All this firm earth gives authority and penetration to the shining beauty which pervades the book and the drawings, carries us along to share it, not merely to look at it; to feel it, not merely to admire it.

The notes here published were written, I believe, day by day for the author’s wife and children, and are here published almost as they were set down, as commentary to the drawings. Well, let us be thankful that we were let into the family circle and along with them can spend six months in the midst of strength and beauty and tenderness and fun and majesty, close to simple things, great because they are real. The author may be sure that we leave them with the same backward-looking wistfulness he feels, and with the same gratitude for having known them.

Dorothy Canfield.


PREFACE

Most of this book was written on Fox Island in Alaska, a journal added to from day to day.
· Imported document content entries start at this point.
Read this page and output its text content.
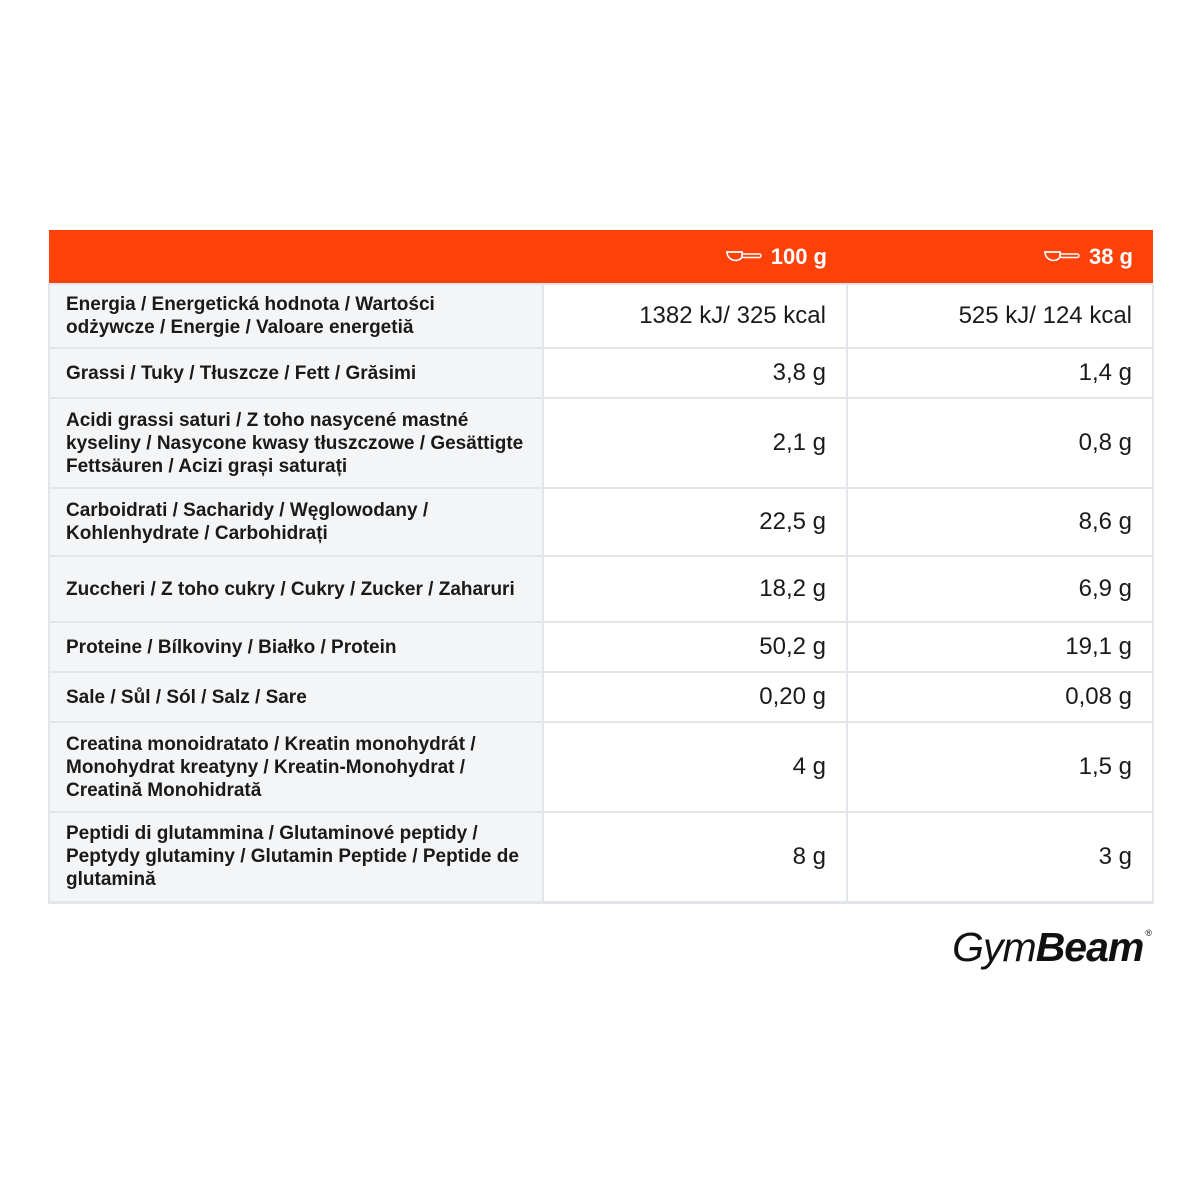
	100 g	38 g
Energia / Energetická hodnota / Wartości odżywcze / Energie / Valoare energetiă	1382 kJ/ 325 kcal	525 kJ/ 124 kcal
Grassi / Tuky / Tłuszcze / Fett / Grăsimi	3,8 g	1,4 g
Acidi grassi saturi / Z toho nasycené mastné kyseliny / Nasycone kwasy tłuszczowe / Gesättigte Fettsäuren / Acizi grași saturați	2,1 g	0,8 g
Carboidrati / Sacharidy / Węglowodany / Kohlenhydrate / Carbohidrați	22,5 g	8,6 g
Zuccheri / Z toho cukry / Cukry / Zucker / Zaharuri	18,2 g	6,9 g
Proteine / Bílkoviny / Białko / Protein	50,2 g	19,1 g
Sale / Sůl / Sól / Salz / Sare	0,20 g	0,08 g
Creatina monoidratato / Kreatin monohydrát / Monohydrat kreatyny / Kreatin-Monohydrat / Creatină Monohidrată	4 g	1,5 g
Peptidi di glutammina / Glutaminové peptidy / Peptydy glutaminy / Glutamin Peptide / Peptide de glutamină	8 g	3 g
Gym Beam ®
It was not meant for publication but merely that we who were living there that year might have always an unfailing memory of a wonderfully happy time. There’s a ring of truth to all freshly written records of experience that, whatever their shortcomings, makes them at least inviolable. Besides the journal, a few letters to friends have been drawn upon. All are given unchanged but for the flux of a new paragraph or chapter here and there to form a kind of narrative, the only possible literary accompaniment to the drawings of that period herein published. The whole is a picture of quiet adventure in the wilderness, above all an adventure of the spirit.